In this work, we pinpointed EEG signatures related to motor tasks and motor task components involved in motor rehabilitation, which could be used toward the design and development of an EEG-based user-involvement assessment tool for motor rehabilitation interventions. Such a tool could provide the therapist with information regarding the involvement of the patient during the rehabilitation motor training by being able to classify whether the patient is not trying to move and only passive components are present, or whether any volition component is present and the patient is trying to move, but movement is not possible. These features differentiating brain oscillations during motor tasks involved in motor rehabilitation could contribute substantially in the development of more advanced motor rehabilitation therapies like brain-controlled and shared-controlled (EEG-EMG) orthotics. It is important to notice that significant power changes were found before the beginning of the trial in all frequency ranges, suggesting that the prediction of motor intention is very plausible, and therefore so is the development of faster EEG-based BCI control.

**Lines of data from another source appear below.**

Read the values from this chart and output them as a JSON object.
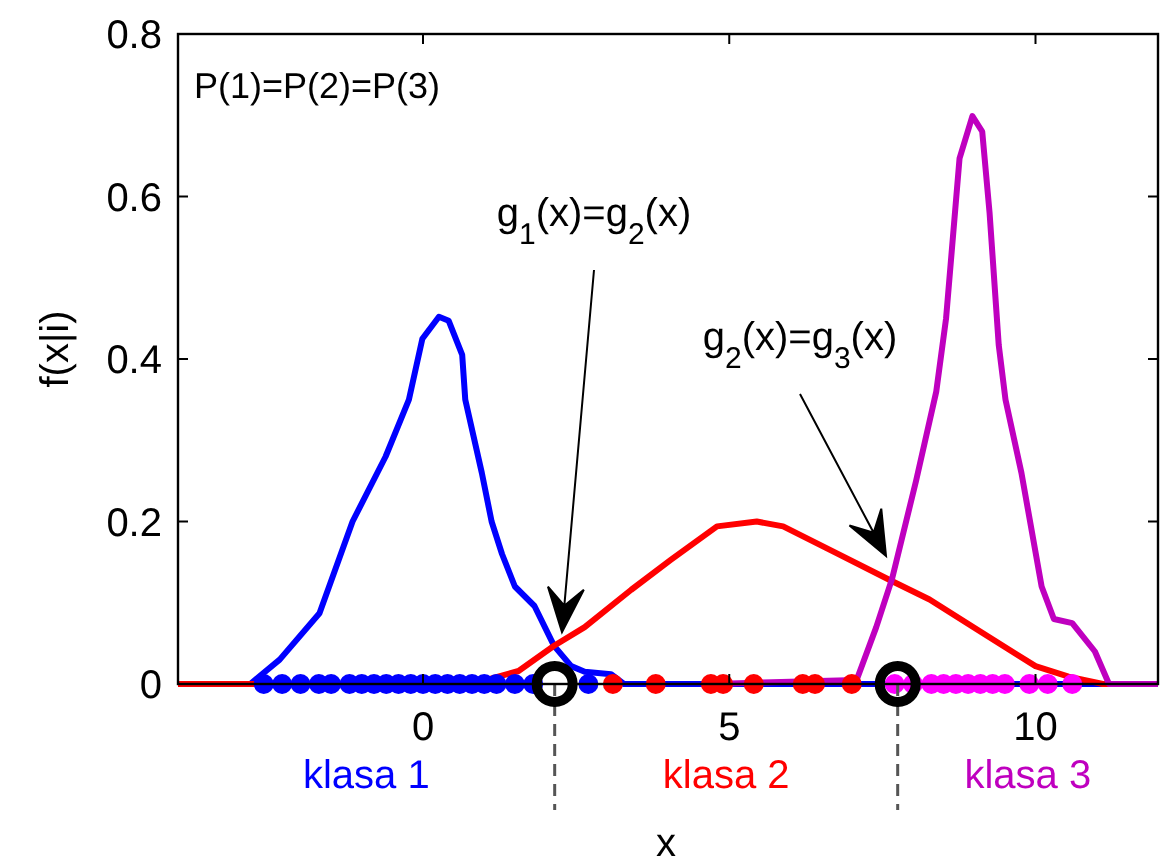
{
  "chart_data": {
    "type": "line",
    "xlabel": "x",
    "ylabel": "f(x|i)",
    "xlim": [
      -4,
      12
    ],
    "ylim": [
      0,
      0.8
    ],
    "xticks": [
      0,
      5,
      10
    ],
    "yticks": [
      0,
      0.2,
      0.4,
      0.6,
      0.8
    ],
    "grid": false,
    "line_style": "solid",
    "annotations": [
      "P(1)=P(2)=P(3)",
      "g$_{1}$(x)=g$_{2}$(x)",
      "g$_{2}$(x)=g$_{3}$(x)"
    ],
    "series": [
      {
        "name": "klasa 1",
        "color": "#0000ff",
        "marker": "none",
        "x": [
          -4,
          -2.82,
          -2.34,
          -1.69,
          -1.15,
          -0.61,
          -0.23,
          -0.01,
          0.26,
          0.42,
          0.64,
          0.69,
          0.96,
          1.12,
          1.29,
          1.5,
          1.82,
          2.14,
          2.42,
          2.64,
          3.07,
          3.28,
          12
        ],
        "values": [
          0,
          0,
          0.03,
          0.087,
          0.2,
          0.28,
          0.35,
          0.425,
          0.452,
          0.447,
          0.405,
          0.35,
          0.26,
          0.2,
          0.16,
          0.12,
          0.096,
          0.047,
          0.022,
          0.015,
          0.012,
          0,
          0
        ]
      },
      {
        "name": "klasa 2",
        "color": "#ff0000",
        "marker": "none",
        "x": [
          -4,
          0.8,
          1.56,
          2.14,
          2.64,
          3.4,
          4.05,
          4.8,
          5.45,
          5.88,
          6.75,
          7.62,
          8.27,
          9.13,
          10.0,
          10.54,
          11.1,
          12
        ],
        "values": [
          0,
          0,
          0.016,
          0.047,
          0.07,
          0.116,
          0.153,
          0.194,
          0.2,
          0.194,
          0.161,
          0.128,
          0.104,
          0.063,
          0.022,
          0.009,
          0,
          0
        ]
      },
      {
        "name": "klasa 3",
        "color": "#bf00bf",
        "marker": "none",
        "x": [
          4.74,
          7.08,
          7.4,
          7.66,
          8.05,
          8.38,
          8.54,
          8.76,
          8.97,
          9.13,
          9.25,
          9.4,
          9.51,
          9.77,
          10.1,
          10.3,
          10.6,
          10.97,
          11.2,
          12
        ],
        "values": [
          0,
          0.005,
          0.07,
          0.13,
          0.25,
          0.36,
          0.45,
          0.647,
          0.699,
          0.68,
          0.58,
          0.417,
          0.35,
          0.26,
          0.12,
          0.08,
          0.075,
          0.04,
          0,
          0
        ]
      },
      {
        "type": "scatter",
        "color": "#0000ff",
        "marker": "circle",
        "x": [
          -2.6,
          -2.3,
          -2.0,
          -1.7,
          -1.5,
          -1.2,
          -1.0,
          -0.8,
          -0.6,
          -0.4,
          -0.2,
          0,
          0.2,
          0.4,
          0.6,
          0.8,
          1.0,
          1.2,
          1.5,
          1.8,
          2.7
        ],
        "values": [
          0,
          0,
          0,
          0,
          0,
          0,
          0,
          0,
          0,
          0,
          0,
          0,
          0,
          0,
          0,
          0,
          0,
          0,
          0,
          0,
          0
        ]
      },
      {
        "type": "scatter",
        "color": "#ff0000",
        "marker": "circle",
        "x": [
          3.1,
          3.8,
          4.7,
          4.9,
          5.4,
          6.2,
          6.4,
          7.0
        ],
        "values": [
          0,
          0,
          0,
          0,
          0,
          0,
          0,
          0
        ]
      },
      {
        "type": "scatter",
        "color": "#ff00ff",
        "marker": "circle",
        "x": [
          7.7,
          8.0,
          8.3,
          8.5,
          8.7,
          8.9,
          9.1,
          9.3,
          9.5,
          9.9,
          10.2,
          10.6
        ],
        "values": [
          0,
          0,
          0,
          0,
          0,
          0,
          0,
          0,
          0,
          0,
          0,
          0
        ]
      },
      {
        "type": "scatter",
        "color": "#000000",
        "marker": "circle",
        "line_style": "dashed",
        "x": [
          2.15,
          7.75
        ],
        "values": [
          0,
          0
        ]
      }
    ]
  }
}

The proprioceptive feedback broadened the significant changes in frequency power mainly in alpha and beta bands and therefore increased BCI performance, biasing it as the power at these frequency bands was used as inputs for the linear classifier. We know from previous work (Ramos-Murguialday et al. 2012, 2013) that healthy participants and patients can learn to control the proprioceptive BCI, but an adequate selection of features could optimize learning by avoiding afferent bias. For this purpose, we suggest following the work of Siegel et al. (2012) in using spectral fingerprints to distinguish between similar EEG activity in different behavioral levels.

GRANTS

This work was funded by the Deutsche Forschungsgemeinschaft (DFG) project KU 1453-1 and Koselleck to N. Birbaumer (BI 195/58-1), the Werner Reichardt Center of Integrative Neuroscience (CIN) (2011-18 and 2008-6), the Baden Wuerttemberg Stiftung (ROB-1), the Bundes Ministerium für Bildung und Forschung (BMBF Förderzeichen 01GQ0831), the European Union Information and Communication Technologies Framework Programme 7 (ICT-FP7) (HUMOUR 231724; WAY 288551), the European Union COST action (TD1006), the Indian-European collaborative research and technological development projects (INDIGO-DTB2-051), the VolkswagenStiftung, and the National Natural Science Foundation of China (NSFC 31450110072).

DISCLOSURES

No conflicts of interest, financial or otherwise, are declared by the authors.

AUTHOR CONTRIBUTIONS

Author contributions: A.R.-M. and N.B. conception and design of research; A.R.-M. performed experiments; A.R.-M. analyzed data; A.R.-M. and N.B. interpreted results of experiments; A.R.-M. prepared figures; A.R.-M. and N.B. drafted manuscript; A.R.-M. and N.B. edited and revised manuscript; A.R.-M. and N.B. approved final version of manuscript.

ACKNOWLEDGMENTS

The authors thank Sebastian Halder, Juergen Mellinger, and Juergen Dax for hard work and dedication toward development of the BCI-orthosis platform. The authors thank Eva Maria Hammer and Silvia Kofler for assistance with the EEG experiments.